There is this rediculous theory Berkeley University is teaching called endosymbiosis, in which it “explains” how a prokaryotic cell might evolve into a eukaryotic cell.
What mortifies me is the fact that this isn’t even a tested theory.
Let me repeat myself, THEY’RE TEACHING AN UNTESTED THEORY!
Can you please write an article about this nonsense please?
https://evolution.berkeley.edu/evolibrary/article/_0/endosymbiosis_03
Actually, the theory has been tested, and it has come up lacking. Endosymbiosis says that mitochondria were originally bacteria that got engulfed by another, larger bacteria. Recently, scientists tried to find out which living bacteria mitochondria are most similar to, in order to pinpoint the origin of that organelle. They found that there is no currently-living bacteria that could have become the mitochondria we see today. Of course, that didn’t even challenge their fervent faith. They just concluded that there must have been a bacterium from the past that has no currently-living close relative, and that mysterious bacteria is the one that mitochondria must have come from.

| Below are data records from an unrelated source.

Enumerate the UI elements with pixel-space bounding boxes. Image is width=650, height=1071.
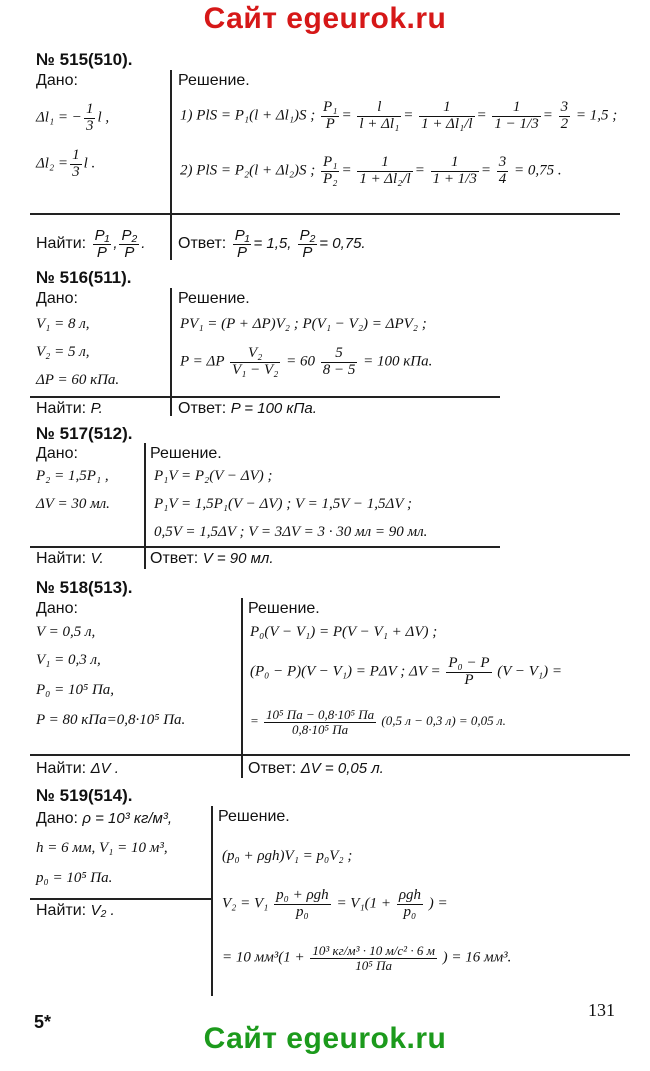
given-label-518: Дано:	[36, 600, 78, 617]
divider-515-vertical	[170, 70, 172, 260]
divider-518-find	[30, 754, 630, 756]
solution-517-line2: P₁V = 1,5P₁(V − ΔV) ; V = 1,5V − 1,5ΔV ;	[154, 496, 412, 512]
divider-519-find	[30, 898, 212, 900]
given-519-p0: p₀ = 10⁵ Па.	[36, 870, 113, 886]
given-518-v: V = 0,5 л,	[36, 624, 96, 640]
page-marker: 5*	[34, 1012, 52, 1032]
find-518: Найти: ΔV .	[36, 760, 119, 777]
answer-516: Ответ: P = 100 кПа.	[178, 400, 317, 417]
given-516-dp: ΔP = 60 кПа.	[36, 372, 120, 388]
solution-519-line3: = 10 мм³(1 + $\frac{\text{10³ кг/м³ · 10 м/с² · 6 м}}{\text{10⁵ Па}}$ ) = 16 мм³.	[222, 943, 512, 973]
given-label-517: Дано:	[36, 445, 78, 462]
problem-519-number: № 519(514).	[36, 786, 133, 805]
problem-516-number: № 516(511).	[36, 268, 132, 287]
given-517-dv: ΔV = 30 мл.	[36, 496, 110, 512]
divider-517-vertical	[144, 443, 146, 569]
solution-516-line2: P = ΔP $\frac{\text{V₂}}{\text{V₁ − V₂}}$ = 60 $\frac{5}{8 - 5}$ = 100 кПа.	[180, 345, 433, 378]
divider-518-vertical	[241, 598, 243, 778]
find-516: Найти: P.	[36, 400, 103, 417]
find-517: Найти: V.	[36, 550, 104, 567]
solution-518-line1: P₀(V − V₁) = P(V − V₁ + ΔV) ;	[250, 624, 438, 640]
divider-519-vertical	[211, 806, 213, 996]
solution-516-line1: PV₁ = (P + ΔP)V₂ ; P(V₁ − V₂) = ΔPV₂ ;	[180, 316, 427, 332]
find-519: Найти: V₂ .	[36, 902, 115, 919]
divider-515-find	[30, 213, 620, 215]
solution-518-line3: = $\frac{\text{10⁵ Па − 0,8·10⁵ Па}}{\text{0,8·10⁵ Па}}$ (0,5 л − 0,3 л) = 0,05 л.	[250, 707, 506, 737]
given-label-516: Дано:	[36, 290, 78, 307]
find-515: Найти: $\frac{\text{P₁}}{P}$ , $\frac{\text{P₂}}{P}$ .	[36, 227, 146, 261]
problem-518-number: № 518(513).	[36, 578, 133, 597]
solution-517-line1: P₁V = P₂(V − ΔV) ;	[154, 468, 273, 484]
solution-518-line2: (P₀ − P)(V − V₁) = PΔV ; ΔV = $\frac{\text{P₀ − P}}{P}$ (V − V₁) =	[250, 655, 563, 688]
answer-515: Ответ: $\frac{\text{P₁}}{P}$ = 1,5, $\frac{\text{P₂}}{P}$ = 0,75.	[178, 227, 366, 261]
answer-517: Ответ: V = 90 мл.	[150, 550, 274, 567]
given-519-rho: Дано: ρ = 10³ кг/м³,	[36, 810, 173, 827]
solution-517-line3: 0,5V = 1,5ΔV ; V = 3ΔV = 3 · 30 мл = 90 мл.	[154, 524, 428, 540]
page-number: 131	[588, 1000, 615, 1020]
given-515-dl2: Δl₂ = $\frac{1}{3}$ l .	[36, 147, 96, 180]
answer-518: Ответ: ΔV = 0,05 л.	[248, 760, 384, 777]
problem-515-number: № 515(510).	[36, 50, 133, 69]
given-518-p0: P₀ = 10⁵ Па,	[36, 682, 115, 698]
given-516-v2: V₂ = 5 л,	[36, 344, 90, 360]
solution-519-line2: V₂ = V₁ $\frac{\text{p₀ + ρgh}}{\text{p₀}}$ = V₁(1 + $\frac{\text{ρgh}}{\text{p₀}}$ ) =	[222, 887, 448, 920]
solution-515-line2: 2) PlS = P₂(l + Δl₂)S ; $\frac{\text{P₁}}{\text{P₂}}$ = $\frac{1}{\text{1 + Δl₂/l}}$ = $\frac{1}{1 + 1/3}$ = $\frac{3}{4}$ = 0,75 .	[180, 154, 562, 187]
site-watermark-top: Сайт egeurok.ru	[203, 2, 447, 35]
given-518-p: P = 80 кПа=0,8·10⁵ Па.	[36, 712, 186, 728]
solution-519-line1: (p₀ + ρgh)V₁ = p₀V₂ ;	[222, 848, 353, 864]
given-519-h: h = 6 мм, V₁ = 10 м³,	[36, 840, 168, 856]
solution-label-516: Решение.	[178, 290, 250, 307]
given-516-v1: V₁ = 8 л,	[36, 316, 90, 332]
given-label-515: Дано:	[36, 72, 78, 89]
solution-label-518: Решение.	[248, 600, 320, 617]
given-518-v1: V₁ = 0,3 л,	[36, 652, 101, 668]
solution-label-515: Решение.	[178, 72, 250, 89]
divider-517-find	[30, 546, 500, 548]
divider-516-find	[30, 396, 500, 398]
solution-label-517: Решение.	[150, 445, 222, 462]
solution-515-line1: 1) PlS = P₁(l + Δl₁)S ; $\frac{\text{P₁}}{P}$ = $\frac{l}{\text{l + Δl₁}}$ = $\frac{1}{\text{1 + Δl₁/l}}$ = $\frac{1}{1 - 1/3}$ = $\frac{3}{2}$ = 1,5 ;	[180, 99, 618, 132]
solution-label-519: Решение.	[218, 808, 290, 825]
site-watermark-bottom: Сайт egeurok.ru	[203, 1022, 447, 1055]
problem-517-number: № 517(512).	[36, 424, 133, 443]
given-515-dl1: Δl₁ = − $\frac{1}{3}$ l ,	[36, 101, 110, 134]
given-517-p2: P₂ = 1,5P₁ ,	[36, 468, 109, 484]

That is insane, how many times did they test the theory? And is it even a theory?
Dr Wile,
I recently read an article about mitochondria that seemed to have “scientists baffled”. I appears as though the “DNA barcode” they have looked at for animals shows that 90% of current species are the same age as humans. here is the link https://phys.org/news/2018-05-gene-survey-reveals-facets-evolution.html Thought you might find it interesting.

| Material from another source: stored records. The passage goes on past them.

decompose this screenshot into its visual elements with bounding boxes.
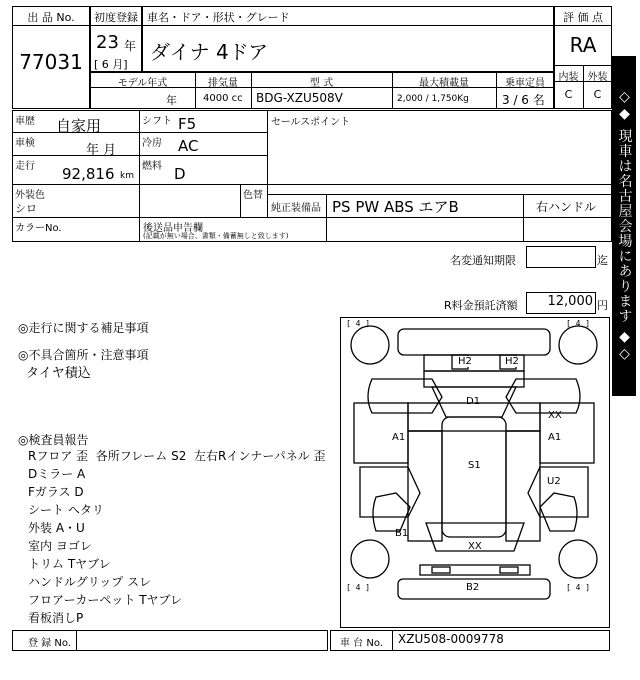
inspector-report-label: ◎検査員報告 bbox=[18, 433, 89, 447]
history-label: 車歴 bbox=[15, 116, 35, 127]
rating-value: RA bbox=[569, 33, 597, 57]
rear-left-tire bbox=[351, 540, 389, 578]
registration-year-unit: 年 bbox=[124, 39, 137, 53]
ac-label: 冷房 bbox=[142, 138, 162, 149]
tire-rear-right-label: [ 4 ] bbox=[566, 583, 591, 592]
damage-mark-a1-left: A1 bbox=[392, 432, 406, 443]
registration-number-label: 登 録 No. bbox=[28, 638, 71, 649]
max-load-label: 最大積載量 bbox=[419, 78, 469, 89]
first-registration-label: 初度登録 bbox=[94, 11, 138, 24]
inspector-line: 室内 ヨゴレ bbox=[28, 539, 92, 553]
displacement: 4000 cc bbox=[203, 93, 243, 104]
exterior-grade-label: 外装 bbox=[587, 72, 608, 83]
docs-note: (記載が無い場合、書類・備蓄無しと致します) bbox=[143, 232, 289, 240]
rear-right-quarter bbox=[540, 493, 577, 531]
inspector-line: Dミラー A bbox=[28, 467, 86, 481]
right-mirror-area bbox=[528, 467, 588, 517]
damage-mark-b2: B2 bbox=[466, 582, 480, 593]
car-name-label: 車名・ドア・形状・グレード bbox=[147, 11, 290, 24]
inspector-line: Rフロア 歪 各所フレーム S2 左右Rインナーパネル 歪 bbox=[28, 449, 326, 463]
rating-label: 評 価 点 bbox=[563, 11, 603, 24]
sales-point-label: セールスポイント bbox=[271, 117, 351, 128]
docs-label: 後送品申告欄 bbox=[143, 223, 203, 234]
fuel: D bbox=[174, 165, 186, 183]
model-year: 年 bbox=[166, 94, 177, 107]
driving-notes-label: ◎走行に関する補足事項 bbox=[18, 321, 149, 335]
name-change-deadline-label: 名変通知期限 bbox=[450, 254, 516, 267]
model-code-label: 型 式 bbox=[309, 78, 334, 89]
rear-right-tire bbox=[559, 540, 597, 578]
tire-rear-left-label: [ 4 ] bbox=[346, 583, 371, 592]
lot-number: 77031 bbox=[19, 50, 83, 74]
chassis-number: XZU508-0009778 bbox=[398, 632, 504, 646]
registration-year: 23 bbox=[96, 32, 119, 53]
interior-grade: C bbox=[564, 88, 573, 101]
history: 自家用 bbox=[56, 117, 102, 135]
location-banner: ◇◆ 現車は名古屋会場にあります ◆◇ bbox=[612, 56, 636, 396]
registration-month: [ 6 月] bbox=[94, 58, 128, 71]
exterior-color: シロ bbox=[15, 202, 37, 215]
shift-label: シフト bbox=[142, 116, 172, 127]
max-load: 2,000 / 1,750Kg bbox=[397, 94, 469, 104]
front-right-tire bbox=[559, 326, 597, 364]
color-number-label: カラーNo. bbox=[15, 223, 62, 234]
tire-front-right-label: [ 4 ] bbox=[566, 319, 591, 328]
damage-mark-h2-right: H2 bbox=[505, 356, 519, 367]
recycle-fee-unit: 円 bbox=[597, 299, 608, 312]
ac: AC bbox=[178, 137, 199, 155]
inspection: 年 月 bbox=[86, 143, 117, 158]
lot-number-label: 出 品 No. bbox=[27, 11, 75, 24]
defects-label: ◎不具合箇所・注意事項 bbox=[18, 348, 149, 362]
inspector-line: シート ヘタリ bbox=[28, 503, 104, 517]
cargo-body bbox=[442, 417, 506, 537]
damage-mark-s1: S1 bbox=[468, 460, 481, 471]
displacement-label: 排気量 bbox=[208, 78, 238, 89]
damage-mark-h2-left: H2 bbox=[458, 356, 472, 367]
recycle-fee-label: R料金預託済額 bbox=[444, 299, 518, 312]
exterior-grade: C bbox=[593, 88, 602, 101]
front-left-tire bbox=[351, 326, 389, 364]
model-code: BDG-XZU508V bbox=[256, 91, 343, 105]
shift: F5 bbox=[178, 115, 197, 133]
defect-item: タイヤ積込 bbox=[26, 366, 91, 381]
tire-front-left-label: [ 4 ] bbox=[346, 319, 371, 328]
inspection-label: 車検 bbox=[15, 138, 35, 149]
capacity-label: 乗車定員 bbox=[505, 78, 545, 89]
interior-grade-label: 内装 bbox=[558, 72, 579, 83]
mileage-label: 走行 bbox=[15, 161, 35, 172]
inspector-line: Fガラス D bbox=[28, 485, 84, 499]
equipment: PS PW ABS エアB bbox=[332, 198, 459, 216]
damage-mark-xx-right: XX bbox=[548, 410, 562, 421]
inspector-line: ハンドルグリップ スレ bbox=[28, 575, 152, 589]
damage-mark-b1: B1 bbox=[395, 528, 409, 539]
right-front-fender bbox=[506, 379, 580, 413]
damage-mark-d1: D1 bbox=[466, 396, 481, 407]
left-mirror-area bbox=[360, 467, 420, 517]
model-year-label: モデル年式 bbox=[117, 78, 168, 89]
front-bumper bbox=[398, 329, 550, 355]
hood bbox=[424, 371, 524, 387]
steering: 右ハンドル bbox=[536, 200, 597, 214]
name-change-deadline-unit: 迄 bbox=[597, 254, 608, 267]
damage-mark-u2: U2 bbox=[547, 476, 561, 487]
mileage: 92,816 bbox=[62, 165, 115, 183]
inspector-line: トリム Tヤブレ bbox=[28, 557, 111, 571]
inspector-line: フロアーカーペット Tヤブレ bbox=[28, 593, 183, 607]
exterior-color-label: 外装色 bbox=[15, 190, 45, 201]
name-change-deadline-field bbox=[526, 246, 596, 268]
damage-mark-xx-bottom: XX bbox=[468, 541, 482, 552]
inspector-line: 外装 A・U bbox=[28, 521, 85, 535]
damage-mark-a1-right: A1 bbox=[548, 432, 562, 443]
car-name: ダイナ 4ドア bbox=[150, 40, 269, 64]
chassis-number-label: 車 台 No. bbox=[340, 638, 383, 649]
inspector-line: 看板消しP bbox=[28, 611, 84, 625]
recycle-fee-value: 12,000 bbox=[547, 294, 593, 309]
equipment-label: 純正装備品 bbox=[271, 203, 321, 214]
capacity: 3 / 6 名 bbox=[502, 93, 545, 107]
left-front-fender bbox=[368, 379, 442, 413]
mileage-unit: km bbox=[120, 171, 134, 181]
fuel-label: 燃料 bbox=[142, 161, 162, 172]
rear-left-quarter bbox=[373, 493, 410, 531]
color-change-label: 色替 bbox=[243, 190, 263, 201]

But I have another genetic question.
I recently read about syncitin, which I’m sure you have heard of, the protein that essentially allows for the fetus to develop in the womb without maternal antibodies attacking it. From the article I read they suppose the protein is viral in nature. Does syncitin truly have viral DNA? and if so, how could this square with a YE viewpoint since it would have to be present in Eve at the point of creation?
Thanks
Thanks for your comment Tim. I had not seen the article you link, but I have to admit that I am skeptical that mitchondrial DNA (mtDNA) can tell us when species emerged. Essentially, the study is using sections of the mtDNA that many think can mutate with little effect on the organism. They assume that these sections accumulate mutations steadily, since the organism’s fitness is not affected by those mutations. Thus, if there is little diversity among those sections, there is little difference in the time over which the organisms have lived. Most likely, these sections of mtDNA are doing something we don’t understand and are therefore not free to mutate like studies such as this one assume. Of course, I would love for the results to be true, but I am very skeptical.
In answer to your question, I think you are referring to syncytin-1, which is necessary for placental development. It mediates the fusion between two layers of the placenta, one of which is involved in blocking maternal antibodies, along with a host of other jobs. This protein is encoded by the gene known fondly as ERVW-1. The “ERV” part stands for “endogenous retroviral,” since it is thought that the gene was left in an ancestor’s genome after a retrovirus infection. However, this leads to a paradox, as I explain here. As I link in the article, Dr. Borger has a better explanation of ERVs. They are variation-inducing genetic elements that the Creator has designed into the genome to aid in adaptation. RNA viruses were formed when those elements were able to escape the genome. Thus, the genes are not the remains of retroviral infections. The genes produced RNA viruses, including retroviruses.